彩「まさかこんな事になるとは思わなかったよ。
  案の定私も感染しててさ、薬打った後に気付いたんだけど、右の太腿裏がちょっと怪しくなってた」
ス「今は治ってるんだよね?」
彩「今はね」
ス「彩枦はいつ、というかどうやって地球に来たの?」
彩「それがさー。いつの間にかアメトリンが出現してて、気が付いたら地球に来てた。
  この病室だよ」
ス「何でか初対面宇宙人の彩枦が何言ってるか解ったんだよねー」
彩「アレ何でなの?」
ス「さあ?」
彩「ま、いっか。あれ?あの箱が無い。

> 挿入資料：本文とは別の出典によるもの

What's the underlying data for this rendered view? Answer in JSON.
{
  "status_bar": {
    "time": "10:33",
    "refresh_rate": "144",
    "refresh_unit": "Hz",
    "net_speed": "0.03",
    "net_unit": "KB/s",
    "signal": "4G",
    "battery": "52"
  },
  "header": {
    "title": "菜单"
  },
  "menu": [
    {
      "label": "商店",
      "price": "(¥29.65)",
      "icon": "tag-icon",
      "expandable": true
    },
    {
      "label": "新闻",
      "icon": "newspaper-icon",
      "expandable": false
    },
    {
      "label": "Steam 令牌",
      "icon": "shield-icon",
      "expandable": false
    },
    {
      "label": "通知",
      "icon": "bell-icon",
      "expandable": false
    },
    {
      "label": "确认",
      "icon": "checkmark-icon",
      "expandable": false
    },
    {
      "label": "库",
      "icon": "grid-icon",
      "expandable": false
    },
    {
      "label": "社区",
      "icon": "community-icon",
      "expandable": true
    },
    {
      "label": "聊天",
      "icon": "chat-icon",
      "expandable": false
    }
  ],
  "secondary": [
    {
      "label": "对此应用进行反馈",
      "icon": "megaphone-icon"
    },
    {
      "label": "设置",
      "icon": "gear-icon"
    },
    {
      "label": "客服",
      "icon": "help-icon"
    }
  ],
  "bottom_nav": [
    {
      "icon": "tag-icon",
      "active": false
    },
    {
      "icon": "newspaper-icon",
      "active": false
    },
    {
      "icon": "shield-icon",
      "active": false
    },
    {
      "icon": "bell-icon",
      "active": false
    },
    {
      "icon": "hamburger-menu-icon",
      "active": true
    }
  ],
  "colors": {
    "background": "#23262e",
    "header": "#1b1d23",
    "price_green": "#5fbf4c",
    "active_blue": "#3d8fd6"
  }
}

ってあー!この病室じゃないわ!」
ス「な、長いこと来てないし、間違うのはしゃーない、多分」
彩「えーと、あ、ここだ!あー多分こっちの青い方だな!残ってて良かった~」
ス「任務完了だね。
  で、彩枦、アメトリンに何か願ったりしたんじゃないの?」
彩「えー、まあ綺麗な空気の吸える星で安眠したーいとか思ったのかも。
  そしたら何故か地球に飛んできて、スノドロと会って、金稼ぐ為にヴァンパイアハンターやり始めたんだわなあ」
ス「金目的だと認めた…」

メモ

今回は以上です。
ユイキリもちゃんと青い薬自分に打ちましたが、駄目だったようです。
死蝋児は生きる意志を持っている奴にしか寄り憑かないので、宿主が俺はもう無理や4のう…となった瞬間「んだよ使えねーな、お前には失望したよ」ってな感じで離れてしまうのです。
ゾンビが死蝋児と離れたらただの死体か、死体も魂も残らない空気と同然の存在と化します。
原理と死蝋児のビジュアルは後ほど…

日記

大学の入学金振込完了しました~って書類が!届かない!
1.出願時に入力した住所の入力でどっか間違えた
2.私の運が無いのが最大の原因
さあどっちだ。
昨日届くって言われたんですけどね…昨日どころか今日の午前が終わりそうになっている今もまだ届いてないです。
しゃーなしに別の方法で対処して頂く事になりました。